Hood certainly had no shortage of other more typical Case History candidates (XKs, Mk2s and a DB5 etc) on the floor, but I think he sensed my passion for the marque... and the XKSS was the closest car to the door, after all.
Best of all, I was encouraged not to pussy foot it. JD Classics’ race mechanic Phil was in the passenger seat to explain how to safely explore a little of the XKSS's performance with tips such as not braking too hard shortly after accelerating, or you risk the back end lightening up excessively (especially if the 40 gallon fuel tank is on the empty side) with a resultant loss of rear-end grip.
Phil also cautioned about being mindful of the throttle response – the competition tune of the engine, coupled with the 45DCOE Webers, can make the 3.4-litre engine’s initial pick-up quite fluffy and he’s had incidents with customers coming unstuck in the wet when the engine hiccups before abruptly pouring on the power.
So I took time to get familiar with the Jag’s responses before revelling in its sublime dynamics: the chassis feels light and hugely responsive, the ride firm but impressively compliant, without the crude manners of a car with a leaf-sprung rear end, while the engine simply exudes monumental urge.

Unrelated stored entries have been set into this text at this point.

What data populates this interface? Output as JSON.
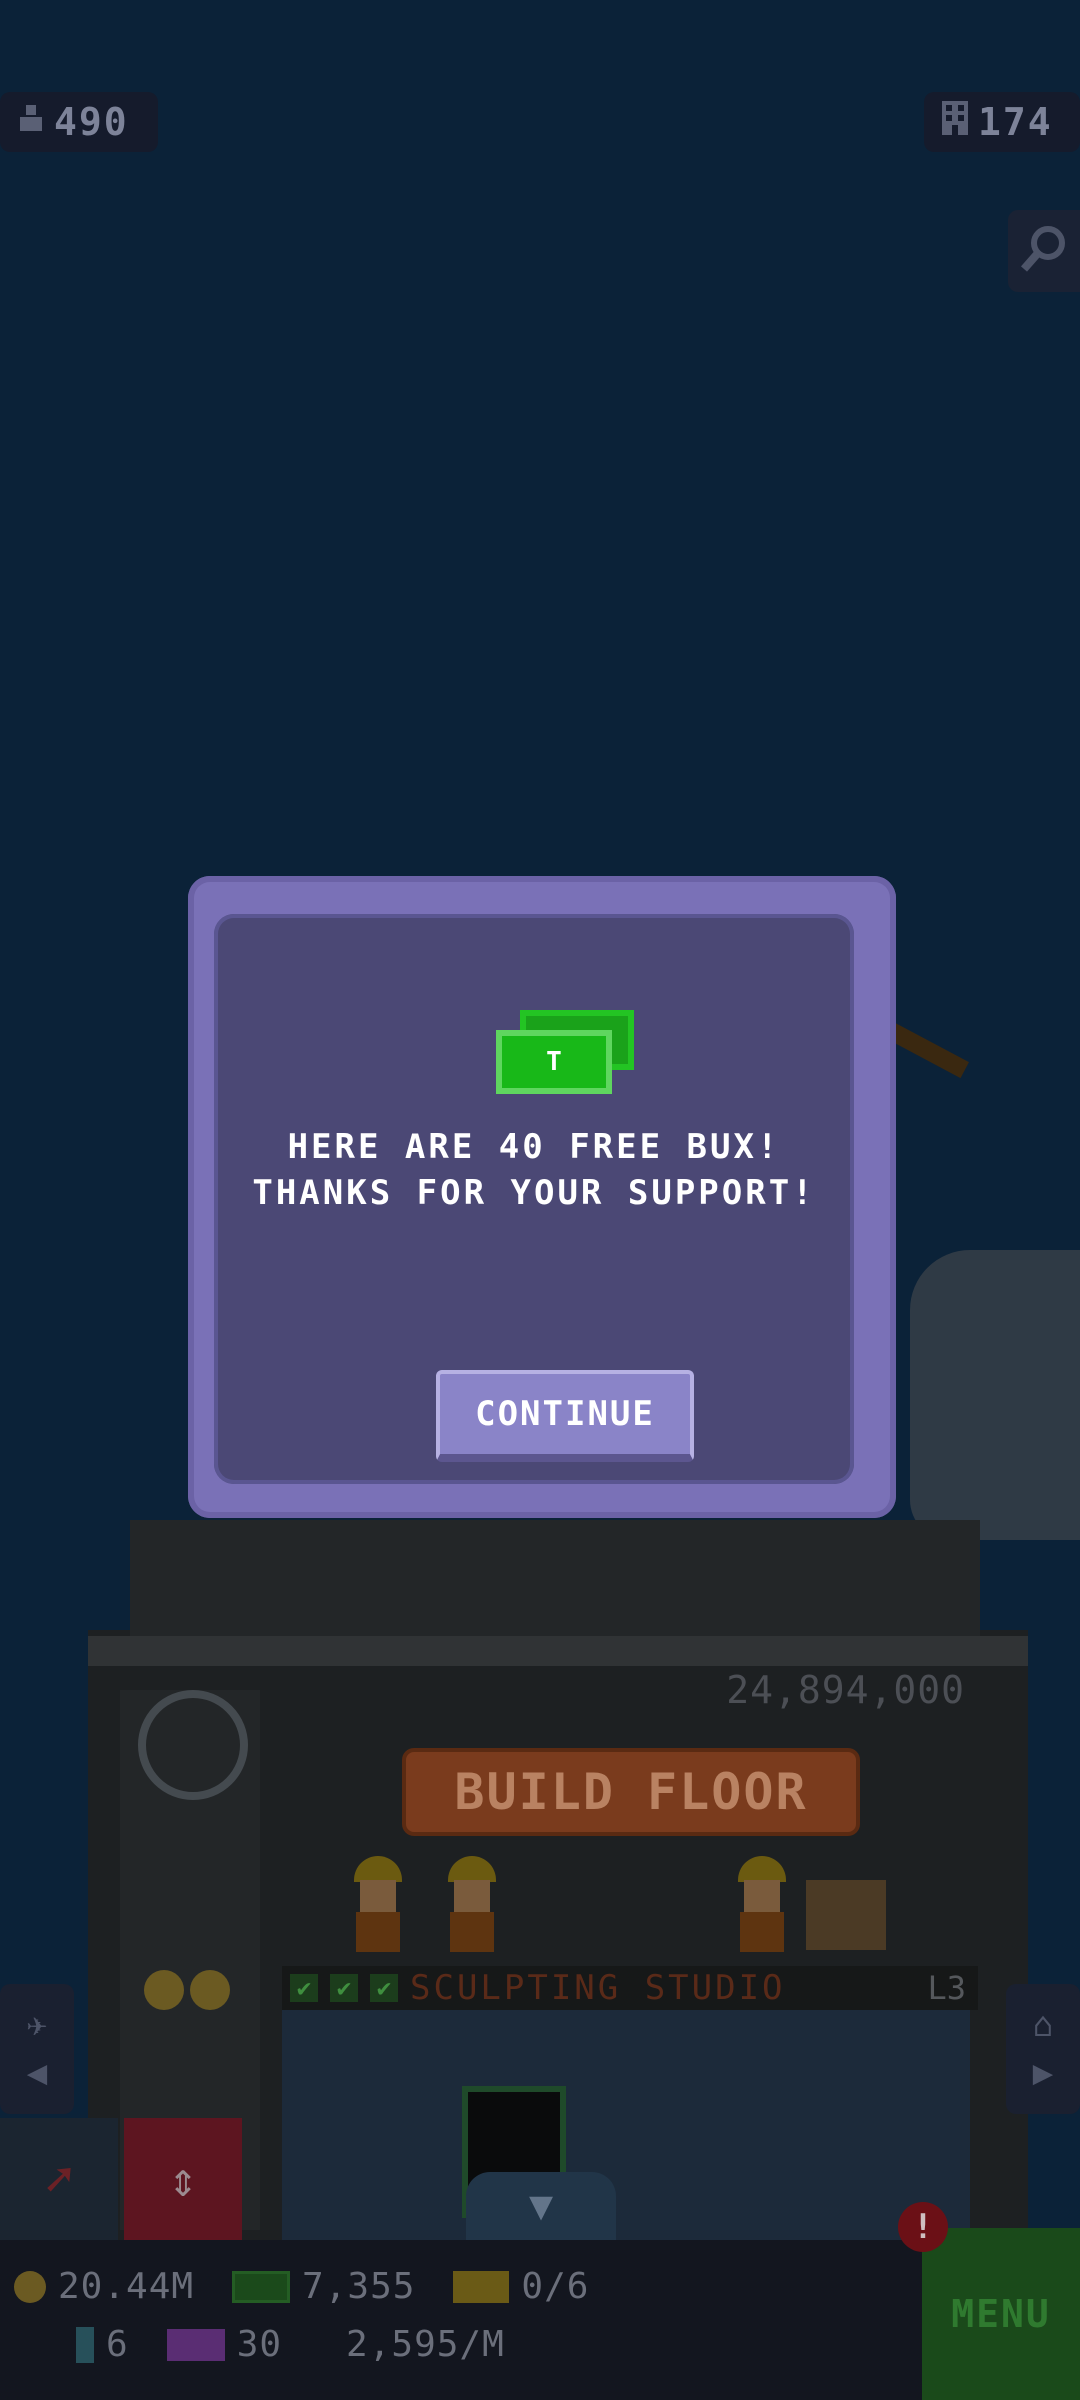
{
  "top_bar": {
    "population": "490",
    "floors": "174",
    "population_icon": "person-icon",
    "floors_icon": "building-icon",
    "zoom_icon": "magnifier-icon"
  },
  "tower": {
    "build_cost": "24,894,000",
    "build_button": "BUILD FLOOR",
    "floor_name": "SCULPTING STUDIO",
    "floor_level": "L3",
    "checks": [
      "✔",
      "✔",
      "✔"
    ]
  },
  "modal": {
    "icon": "bux-icon",
    "line1": "HERE ARE 40 FREE BUX!",
    "line2": "THANKS FOR YOUR SUPPORT!",
    "continue_label": "CONTINUE"
  },
  "status_bar": {
    "coins": "20.44M",
    "bux": "7,355",
    "tickets": "0/6",
    "elevator_count": "6",
    "vip_count": "30",
    "income": "2,595/M",
    "menu_label": "MENU",
    "alert": "!"
  },
  "colors": {
    "background": "#0b2238",
    "modal_frame": "#7a71b7",
    "modal_inner": "#4b4875",
    "bux_green": "#18b818",
    "menu_green": "#1a4a1a"
  }
}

And it’s the engine that leaves the biggest impression: once the needle of the mechanical tacho is over the 1200rpm mark, the twin-cam ‘six’ pulls vigorously with a surge in torque that builds rapidly to around 4000rpm. Along with a bark from the side exhaust sounding like a Rolls-Royce Merlin coming on song during a flypast at the Goodwood Revival.
It was an utterly sensational experience that left me feeling like I’d driven the fruits of a mechanical marriage of a Lotus Elise and a Supermarine Spitfire!